Step 1: Create a TFRecordDataset as an input pipeline.

dataset = tf.data.TFRecordDataset(filename)

Step 2: Define a decoder to read and parse data.

def decode(serialized_example):
  """
  Parses an image and label from the given `serialized_example`.
  It is used as a map function for `dataset.map`
  """
  IMAGE_SIZE = 28
  IMAGE_PIXELS = IMAGE_SIZE * IMAGE_SIZE
  
  # 1. define a parser
  features = tf.parse_single_example(
      serialized_example,
      # Defaults are not specified since both keys are required.
      features={
          'image_raw': tf.FixedLenFeature([], tf.string),
          'label': tf.FixedLenFeature([], tf.int64),
      })
 
  # 2. Convert the data
  image = tf.decode_raw(features['image_raw'], tf.uint8)
  label = tf.cast(features['label'], tf.int32)
  # 3. reshape
  image.set_shape((IMAGE_PIXELS))
  return image, label

Parse the record into tensors with map. map takes a Python function and applies it to every sample.

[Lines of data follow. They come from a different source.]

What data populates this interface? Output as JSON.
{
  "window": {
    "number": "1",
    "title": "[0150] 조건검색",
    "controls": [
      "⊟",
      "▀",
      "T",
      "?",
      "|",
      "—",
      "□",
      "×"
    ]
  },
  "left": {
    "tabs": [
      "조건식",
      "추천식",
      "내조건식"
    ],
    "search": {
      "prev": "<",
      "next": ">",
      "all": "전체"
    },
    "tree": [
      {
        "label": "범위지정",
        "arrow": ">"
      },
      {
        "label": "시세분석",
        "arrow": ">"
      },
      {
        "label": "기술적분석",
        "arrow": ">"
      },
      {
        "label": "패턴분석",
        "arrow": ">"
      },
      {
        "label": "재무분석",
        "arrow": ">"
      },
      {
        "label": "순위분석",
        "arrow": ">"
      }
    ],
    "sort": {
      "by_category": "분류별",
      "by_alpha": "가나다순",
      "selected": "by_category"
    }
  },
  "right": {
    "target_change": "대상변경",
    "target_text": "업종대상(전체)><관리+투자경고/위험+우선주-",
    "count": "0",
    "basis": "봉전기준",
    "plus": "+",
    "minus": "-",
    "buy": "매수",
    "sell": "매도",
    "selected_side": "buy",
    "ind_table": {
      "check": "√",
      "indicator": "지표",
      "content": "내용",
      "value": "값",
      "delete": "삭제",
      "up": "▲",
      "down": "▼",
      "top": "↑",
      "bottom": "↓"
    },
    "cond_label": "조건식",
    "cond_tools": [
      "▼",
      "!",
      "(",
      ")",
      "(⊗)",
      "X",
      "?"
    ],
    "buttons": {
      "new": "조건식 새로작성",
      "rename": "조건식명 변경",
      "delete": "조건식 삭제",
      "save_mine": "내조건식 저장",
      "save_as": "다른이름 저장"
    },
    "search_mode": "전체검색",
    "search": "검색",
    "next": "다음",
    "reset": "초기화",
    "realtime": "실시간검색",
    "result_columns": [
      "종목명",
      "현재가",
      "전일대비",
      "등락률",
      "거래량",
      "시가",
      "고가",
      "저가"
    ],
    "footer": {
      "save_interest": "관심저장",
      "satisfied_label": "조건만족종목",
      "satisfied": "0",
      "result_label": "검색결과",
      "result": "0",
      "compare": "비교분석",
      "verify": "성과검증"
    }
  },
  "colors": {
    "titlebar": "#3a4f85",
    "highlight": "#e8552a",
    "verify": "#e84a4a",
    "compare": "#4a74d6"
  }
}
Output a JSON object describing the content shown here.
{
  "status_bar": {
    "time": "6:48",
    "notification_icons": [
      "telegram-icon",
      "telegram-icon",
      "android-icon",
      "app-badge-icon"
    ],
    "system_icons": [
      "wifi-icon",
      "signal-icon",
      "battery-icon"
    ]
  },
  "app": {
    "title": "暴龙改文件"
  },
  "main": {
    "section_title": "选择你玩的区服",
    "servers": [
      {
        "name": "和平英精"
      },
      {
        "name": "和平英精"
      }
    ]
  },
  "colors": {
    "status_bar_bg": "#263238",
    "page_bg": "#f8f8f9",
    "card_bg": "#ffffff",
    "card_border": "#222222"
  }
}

dataset = dataset.map(decode)

Step 3: Preprocess the data.

def normalize(image, label):
  """Convert `image` from [0, 255] -> [-0.5, 0.5] floats."""
  image = tf.cast(image, tf.float32) * (1. / 255) - 0.5
  return image, label
dataset = dataset.map(normalize)
batch_size = 1000
dataset = dataset.shuffle(1000 + 3 * batch_size )
dataset = dataset.repeat(2)
dataset = dataset.batch(batch_size)

Step 4: Create an iterator.

iterator = dataset.make_one_shot_iterator()
image_batch, label_batch = iterator.get_next()

Use the dataset as an input to train the model. For a full example that uses TFRecord files as input for DL training, see the TensorFlow MNIST Example.

sess = tf.Session()
image_batch, label_batch = sess.run([image_batch, label_batch])
print(image_batch.shape)
print(label_batch.shape)